Chaque jour, surtout aux heures de forte affluence, les véhicules avancent au ralenti sur plusieurs centaines de mètres. La chaussée abîmée, les trous profonds et les passages étroits obligent les conducteurs à rouler avec prudence, ce qui crée rapidement des bouchons importants.
Pour les habitants de la zone, cette route reste pourtant indispensable. Elle relie plusieurs quartiers en expansion comme Ciciba et Angondjé, et constitue un passage régulier pour de nombreux travailleurs, élèves et transporteurs.

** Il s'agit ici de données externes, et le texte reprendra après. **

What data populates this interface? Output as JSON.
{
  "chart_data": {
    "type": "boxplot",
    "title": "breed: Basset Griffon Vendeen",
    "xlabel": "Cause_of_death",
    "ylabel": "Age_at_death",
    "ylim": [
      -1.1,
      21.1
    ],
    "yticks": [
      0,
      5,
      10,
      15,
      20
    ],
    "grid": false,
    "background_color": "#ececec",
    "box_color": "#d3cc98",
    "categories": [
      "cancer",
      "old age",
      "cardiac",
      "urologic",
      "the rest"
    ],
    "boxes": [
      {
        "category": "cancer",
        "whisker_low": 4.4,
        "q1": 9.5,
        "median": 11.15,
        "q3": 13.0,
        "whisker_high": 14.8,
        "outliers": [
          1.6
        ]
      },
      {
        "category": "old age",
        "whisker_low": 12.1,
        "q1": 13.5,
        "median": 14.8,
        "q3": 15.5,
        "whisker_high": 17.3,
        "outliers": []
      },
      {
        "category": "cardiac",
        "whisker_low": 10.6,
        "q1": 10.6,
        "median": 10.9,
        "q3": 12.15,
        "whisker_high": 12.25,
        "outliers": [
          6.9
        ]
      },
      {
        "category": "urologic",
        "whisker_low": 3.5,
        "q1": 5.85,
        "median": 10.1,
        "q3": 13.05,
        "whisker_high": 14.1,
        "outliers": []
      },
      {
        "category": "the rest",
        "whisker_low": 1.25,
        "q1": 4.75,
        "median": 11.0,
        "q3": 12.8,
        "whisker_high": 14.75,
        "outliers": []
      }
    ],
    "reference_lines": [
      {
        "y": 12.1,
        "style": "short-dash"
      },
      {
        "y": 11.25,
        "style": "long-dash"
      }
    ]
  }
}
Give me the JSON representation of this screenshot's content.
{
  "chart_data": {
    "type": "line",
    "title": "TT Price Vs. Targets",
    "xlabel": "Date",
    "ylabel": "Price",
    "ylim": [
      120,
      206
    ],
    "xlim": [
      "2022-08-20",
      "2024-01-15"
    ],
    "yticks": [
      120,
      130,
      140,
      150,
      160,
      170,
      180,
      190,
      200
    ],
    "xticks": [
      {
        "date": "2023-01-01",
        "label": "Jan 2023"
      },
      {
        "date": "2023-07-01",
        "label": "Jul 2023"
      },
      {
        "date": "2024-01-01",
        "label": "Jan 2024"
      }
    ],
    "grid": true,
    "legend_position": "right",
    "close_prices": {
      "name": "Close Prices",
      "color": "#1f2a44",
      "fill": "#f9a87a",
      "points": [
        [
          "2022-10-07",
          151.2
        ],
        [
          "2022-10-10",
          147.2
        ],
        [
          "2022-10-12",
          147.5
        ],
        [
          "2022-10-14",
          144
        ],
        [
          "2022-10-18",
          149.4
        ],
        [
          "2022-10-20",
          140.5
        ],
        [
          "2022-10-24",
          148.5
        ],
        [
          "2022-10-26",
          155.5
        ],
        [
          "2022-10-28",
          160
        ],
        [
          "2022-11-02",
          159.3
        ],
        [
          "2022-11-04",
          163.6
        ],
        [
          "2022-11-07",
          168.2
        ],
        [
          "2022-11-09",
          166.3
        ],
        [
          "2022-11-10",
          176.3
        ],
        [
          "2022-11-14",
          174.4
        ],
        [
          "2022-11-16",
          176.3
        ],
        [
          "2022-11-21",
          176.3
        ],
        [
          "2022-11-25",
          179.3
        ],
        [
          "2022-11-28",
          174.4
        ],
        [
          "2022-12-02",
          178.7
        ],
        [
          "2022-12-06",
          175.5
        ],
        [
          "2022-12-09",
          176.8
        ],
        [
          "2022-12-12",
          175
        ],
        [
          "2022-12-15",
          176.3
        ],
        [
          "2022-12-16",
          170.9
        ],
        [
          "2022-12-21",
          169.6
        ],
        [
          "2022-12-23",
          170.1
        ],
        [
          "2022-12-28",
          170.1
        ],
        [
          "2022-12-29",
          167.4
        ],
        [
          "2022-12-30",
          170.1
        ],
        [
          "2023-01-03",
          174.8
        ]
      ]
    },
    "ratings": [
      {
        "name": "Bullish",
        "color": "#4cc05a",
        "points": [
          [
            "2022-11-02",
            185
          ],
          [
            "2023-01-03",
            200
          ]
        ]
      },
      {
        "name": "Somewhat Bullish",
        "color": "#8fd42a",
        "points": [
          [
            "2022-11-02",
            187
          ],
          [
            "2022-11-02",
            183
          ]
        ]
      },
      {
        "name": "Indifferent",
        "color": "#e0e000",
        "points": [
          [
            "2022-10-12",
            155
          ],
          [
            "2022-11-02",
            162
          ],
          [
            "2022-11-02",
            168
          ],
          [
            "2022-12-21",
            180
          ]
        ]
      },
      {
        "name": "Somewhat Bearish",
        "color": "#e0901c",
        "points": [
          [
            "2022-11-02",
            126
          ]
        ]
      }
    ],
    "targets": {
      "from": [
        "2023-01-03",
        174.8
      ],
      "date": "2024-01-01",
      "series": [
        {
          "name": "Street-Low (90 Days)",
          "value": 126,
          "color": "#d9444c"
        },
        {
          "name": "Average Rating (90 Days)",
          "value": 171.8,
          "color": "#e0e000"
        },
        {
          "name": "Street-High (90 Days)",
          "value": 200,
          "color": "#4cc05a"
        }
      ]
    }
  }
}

Sur le terrain, l’agacement est visible. Beaucoup d’usagers disent ne plus comprendre comment un point aussi court peut provoquer autant de désagréments au quotidien. Certains évoquent une intervention simple qui permettrait de rétablir rapidement la circulation, mais la situation perdure.
Les riverains, eux aussi, expriment leur lassitude. Ils constatent une dégradation progressive de la voie et regrettent le manque de réaction face à une situation qui impacte directement leur vie quotidienne.
Les conséquences se font sentir bien au-delà des embouteillages, notamment des retards répétés, trajets rallongés, hausse de la consommation de carburant et fatigue accrue pour les automobilistes. Les élèves et leurs parents sont également touchés, surtout aux heures d’entrée et de sortie des établissements scolaires proches, où les déplacements deviennent de plus en plus compliqués.
Dans une capitale déjà confrontée à des difficultés de circulation, ce type de situation relance le débat sur l’entretien des routes secondaires, souvent négligées malgré leur importance dans la fluidité globale du trafic.
Face à cette réalité, les habitants appellent à une intervention rapide pour rétablir la circulation. Pour eux, quelques travaux ciblés suffiraient à transformer un point de blocage quotidien en simple souvenir.